Lettre des 126 intellectuels musulmans dénonçant l'EI: ce sur quoi je ne suis pas d'accord
Lettre des 126 intellectuels musulmans dénonçant l'EI: ce sur quoi je ne suis pas d'accord
En guise de propos introductifs de mon billet, je souhaite d'emblée évacuer certaines polémiques qui pourraient se soulever suite à la lecture de celui-ci. En critiquant les intellectuels musulmans qui se sont soulevés contre l'EI (le soi-disant Etat prétendument islamique), je ne critique pas la forme, c'est-à-dire l'acte de condamnation en lui-même. En revanche, sur certaines questions de fond, je ne peux pas me résoudre à acquiescer sur ce qui a été écrit.

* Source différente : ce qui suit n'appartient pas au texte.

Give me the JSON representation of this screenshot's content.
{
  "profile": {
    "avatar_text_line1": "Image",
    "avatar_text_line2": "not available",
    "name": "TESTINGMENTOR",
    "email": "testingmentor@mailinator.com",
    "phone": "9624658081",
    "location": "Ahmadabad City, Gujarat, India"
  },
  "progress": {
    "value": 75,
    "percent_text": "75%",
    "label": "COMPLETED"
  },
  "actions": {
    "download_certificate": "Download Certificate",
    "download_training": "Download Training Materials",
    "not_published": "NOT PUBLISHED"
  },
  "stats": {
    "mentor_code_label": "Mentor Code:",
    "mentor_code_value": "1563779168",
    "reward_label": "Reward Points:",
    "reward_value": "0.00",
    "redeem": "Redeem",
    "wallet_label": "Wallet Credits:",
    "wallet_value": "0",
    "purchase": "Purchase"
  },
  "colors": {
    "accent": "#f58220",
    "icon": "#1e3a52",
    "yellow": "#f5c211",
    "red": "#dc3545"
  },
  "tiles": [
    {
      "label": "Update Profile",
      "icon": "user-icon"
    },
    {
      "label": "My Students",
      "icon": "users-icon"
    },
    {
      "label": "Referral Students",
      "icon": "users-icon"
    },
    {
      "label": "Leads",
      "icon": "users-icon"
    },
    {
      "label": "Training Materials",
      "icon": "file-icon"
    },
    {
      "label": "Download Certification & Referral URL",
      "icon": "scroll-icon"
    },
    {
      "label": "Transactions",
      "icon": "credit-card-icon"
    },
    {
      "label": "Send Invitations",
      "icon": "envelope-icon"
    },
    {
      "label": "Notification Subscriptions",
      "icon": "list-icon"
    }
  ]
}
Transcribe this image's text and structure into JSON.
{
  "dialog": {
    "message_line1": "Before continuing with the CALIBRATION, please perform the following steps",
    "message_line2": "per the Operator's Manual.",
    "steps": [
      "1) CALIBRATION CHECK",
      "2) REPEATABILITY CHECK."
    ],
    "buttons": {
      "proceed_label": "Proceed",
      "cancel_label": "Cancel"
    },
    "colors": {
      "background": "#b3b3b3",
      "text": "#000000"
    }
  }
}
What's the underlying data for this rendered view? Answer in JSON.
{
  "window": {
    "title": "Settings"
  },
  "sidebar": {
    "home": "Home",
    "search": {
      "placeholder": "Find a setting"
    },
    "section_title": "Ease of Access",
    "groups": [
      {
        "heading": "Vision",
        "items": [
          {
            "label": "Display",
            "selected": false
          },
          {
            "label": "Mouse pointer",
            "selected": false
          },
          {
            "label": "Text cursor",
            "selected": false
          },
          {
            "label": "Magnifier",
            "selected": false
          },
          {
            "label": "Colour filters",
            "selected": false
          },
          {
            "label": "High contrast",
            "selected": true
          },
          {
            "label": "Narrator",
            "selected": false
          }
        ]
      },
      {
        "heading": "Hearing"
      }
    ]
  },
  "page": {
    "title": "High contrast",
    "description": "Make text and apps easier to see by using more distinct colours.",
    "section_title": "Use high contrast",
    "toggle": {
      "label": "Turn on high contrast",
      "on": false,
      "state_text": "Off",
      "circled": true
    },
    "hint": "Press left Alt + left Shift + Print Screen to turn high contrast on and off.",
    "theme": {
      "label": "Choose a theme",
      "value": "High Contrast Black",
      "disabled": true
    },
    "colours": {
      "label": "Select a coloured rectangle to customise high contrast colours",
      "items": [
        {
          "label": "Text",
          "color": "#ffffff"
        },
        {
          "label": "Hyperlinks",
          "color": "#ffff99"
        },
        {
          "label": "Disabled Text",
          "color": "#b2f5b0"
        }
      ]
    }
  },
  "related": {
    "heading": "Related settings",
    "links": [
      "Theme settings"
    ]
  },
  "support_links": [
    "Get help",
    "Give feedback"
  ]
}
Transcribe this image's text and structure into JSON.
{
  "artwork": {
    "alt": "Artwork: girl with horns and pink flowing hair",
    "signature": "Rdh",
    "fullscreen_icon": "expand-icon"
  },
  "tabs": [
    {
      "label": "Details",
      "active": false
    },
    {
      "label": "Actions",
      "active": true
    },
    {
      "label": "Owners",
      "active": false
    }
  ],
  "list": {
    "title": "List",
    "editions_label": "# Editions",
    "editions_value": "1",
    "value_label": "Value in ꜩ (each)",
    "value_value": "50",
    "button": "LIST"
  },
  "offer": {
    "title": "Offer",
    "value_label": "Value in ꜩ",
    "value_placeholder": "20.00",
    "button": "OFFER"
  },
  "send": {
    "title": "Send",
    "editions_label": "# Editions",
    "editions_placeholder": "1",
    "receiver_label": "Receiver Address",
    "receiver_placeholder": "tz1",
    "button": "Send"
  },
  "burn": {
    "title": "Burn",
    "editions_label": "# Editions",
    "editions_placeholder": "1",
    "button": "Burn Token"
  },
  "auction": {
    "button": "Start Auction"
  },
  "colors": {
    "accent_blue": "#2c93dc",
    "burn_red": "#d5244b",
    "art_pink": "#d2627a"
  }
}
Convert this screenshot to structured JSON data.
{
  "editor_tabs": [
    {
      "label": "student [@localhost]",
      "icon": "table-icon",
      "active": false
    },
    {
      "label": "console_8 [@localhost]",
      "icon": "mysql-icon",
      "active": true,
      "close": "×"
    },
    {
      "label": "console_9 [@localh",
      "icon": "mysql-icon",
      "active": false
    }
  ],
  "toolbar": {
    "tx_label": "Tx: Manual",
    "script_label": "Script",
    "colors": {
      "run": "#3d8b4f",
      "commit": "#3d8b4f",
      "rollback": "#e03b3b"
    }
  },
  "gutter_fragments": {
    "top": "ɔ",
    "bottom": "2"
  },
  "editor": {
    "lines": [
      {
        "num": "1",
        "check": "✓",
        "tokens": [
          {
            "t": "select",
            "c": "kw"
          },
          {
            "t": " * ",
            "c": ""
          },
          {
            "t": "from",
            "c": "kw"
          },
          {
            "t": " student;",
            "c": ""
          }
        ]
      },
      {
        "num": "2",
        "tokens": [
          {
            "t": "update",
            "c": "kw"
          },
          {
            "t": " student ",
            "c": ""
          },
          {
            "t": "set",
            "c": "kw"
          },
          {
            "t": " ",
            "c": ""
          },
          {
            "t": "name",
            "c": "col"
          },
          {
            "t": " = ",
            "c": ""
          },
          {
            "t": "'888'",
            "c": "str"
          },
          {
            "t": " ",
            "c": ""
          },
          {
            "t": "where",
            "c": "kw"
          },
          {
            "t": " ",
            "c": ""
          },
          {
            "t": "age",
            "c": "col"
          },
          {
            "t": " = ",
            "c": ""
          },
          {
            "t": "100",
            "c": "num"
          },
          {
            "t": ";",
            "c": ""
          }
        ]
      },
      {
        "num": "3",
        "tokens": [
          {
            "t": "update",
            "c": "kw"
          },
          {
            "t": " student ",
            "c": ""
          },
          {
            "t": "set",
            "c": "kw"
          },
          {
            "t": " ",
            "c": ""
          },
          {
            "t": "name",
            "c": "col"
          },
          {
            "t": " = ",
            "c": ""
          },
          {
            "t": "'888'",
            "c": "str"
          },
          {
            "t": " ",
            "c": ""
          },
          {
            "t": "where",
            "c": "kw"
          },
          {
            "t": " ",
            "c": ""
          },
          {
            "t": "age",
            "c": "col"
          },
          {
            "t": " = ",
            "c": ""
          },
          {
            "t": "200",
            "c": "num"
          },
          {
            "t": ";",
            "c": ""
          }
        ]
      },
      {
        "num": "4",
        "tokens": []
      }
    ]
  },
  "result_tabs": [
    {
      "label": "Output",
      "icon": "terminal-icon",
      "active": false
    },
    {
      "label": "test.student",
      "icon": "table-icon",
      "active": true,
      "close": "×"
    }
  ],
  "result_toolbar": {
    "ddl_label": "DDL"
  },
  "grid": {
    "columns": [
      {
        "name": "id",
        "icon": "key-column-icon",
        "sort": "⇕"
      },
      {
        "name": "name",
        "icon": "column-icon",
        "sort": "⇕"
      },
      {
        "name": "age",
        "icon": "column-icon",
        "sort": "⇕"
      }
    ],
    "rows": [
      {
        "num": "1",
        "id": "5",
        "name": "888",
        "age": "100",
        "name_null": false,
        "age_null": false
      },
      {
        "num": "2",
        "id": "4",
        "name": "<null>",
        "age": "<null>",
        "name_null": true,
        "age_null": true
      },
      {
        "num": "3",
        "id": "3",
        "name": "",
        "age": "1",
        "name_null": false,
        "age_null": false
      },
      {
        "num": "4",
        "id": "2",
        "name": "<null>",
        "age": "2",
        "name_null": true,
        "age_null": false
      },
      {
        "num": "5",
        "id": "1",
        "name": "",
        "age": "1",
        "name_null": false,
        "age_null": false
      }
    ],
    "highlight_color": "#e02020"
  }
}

Par ailleurs, je ne suis pas non plus dans une démarche de division ou de Fitna comme diraient certains. Il s'agit ici du berceau de la faculté critique laissée à toute personne en islam. En effet, le Prophète de l'islam lui-même avait affirmé que la critique fera avancer sa communauté (et, à mon sens, le point n°4 des intellectuels reprend plus ou moins cette assertion). Ces deux points préalables étant mis au clair, nous pouvons désormais nous atteler à ce que ces intellectuels ont soutenu, sur le fond à tout le moins.
Lire aussi:
• Le chef de l'Etat islamique parmi les hommes les plus influents de la planète
• Irak: le conflit intercommunautaire ravivé
• La montée en puissance de l'Etat islamique dans certaines localités du Liban
L'abolition de l'esclavage (point n°12)
Selon les érudits musulmans, "l'esclavage a été aboli dans l'islam depuis l'établissement d'un consensus universel". L'esclavage pourrait être décrit comme un état de servitude dans lequel un homme est donné pour propriété à un autre et auquel il doit une soumission et une obéissance absolue.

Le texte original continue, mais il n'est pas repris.